A key success factor to “getting your message heard” is understanding who you are targeting and how to reach them. I wanted to share with you my experiences of reaching for community members to join the BugSquad and what I discovered about our communication channels by doing so.
When we launched the BugSquad we decided to start by ramping up by stages, ensuring we understood the challenges faced by contributors and we could address them with a short turn around. We assumed that our main communication channel to the technical community was our blog and that it would help us attract most of our contributor base.

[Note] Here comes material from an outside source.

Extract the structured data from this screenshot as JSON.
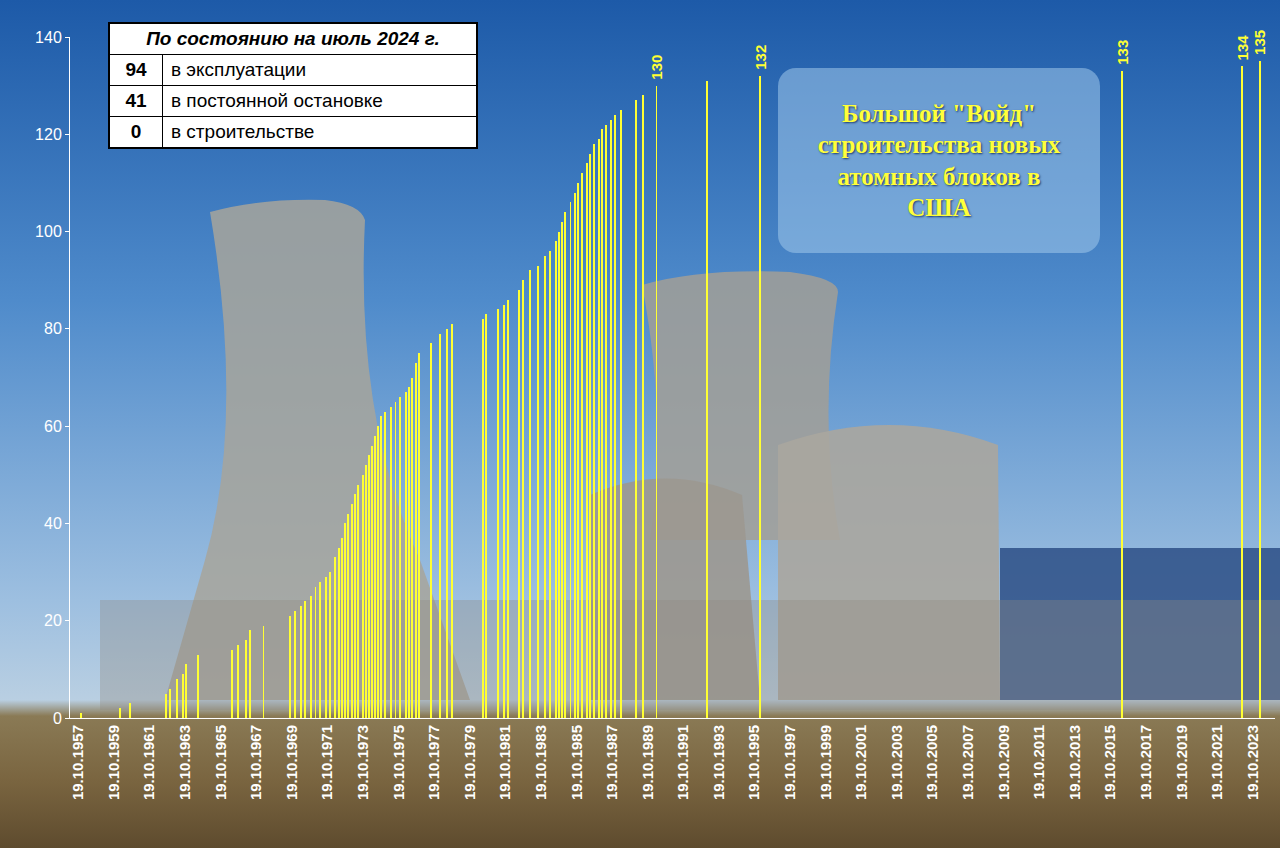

We announced the launch of the BugSquad via different channels at different times (weeks apart) , this allowed us to measure the success each communication (in terms of new joiners to our email list compare to clicks on the actual announcement). Here is my interpretation of the results:
Our Forums: Our forums are mainly read by technically minded people that are engaged on Symbian based projects and are able to contribute to platform initiatives. This has been by far the most efficient channel to communicate to code contributors ( for development and test).
Our Blog and Twitter accounts: By regularly posting in our blog, we have achieved good awareness of the Bugsquad with technical bloggers and internally at the Symbian Foundation. However, it is difficult to link to specific contributors joining the Bugsquad due to its usage. In a broad sense, the same applies to our Symbian twitter accounts.
Our Member Company News Letters: We targeted this channel when we wanted to increase the number of participants from member companies in the bugsquad. The result was a significant mount of interest that we had not manage to rally using the previous methods.
This knowledge has enabled us to ensure our message reaches the right audience. So, do you understand your communication channels? Do you know who is listening?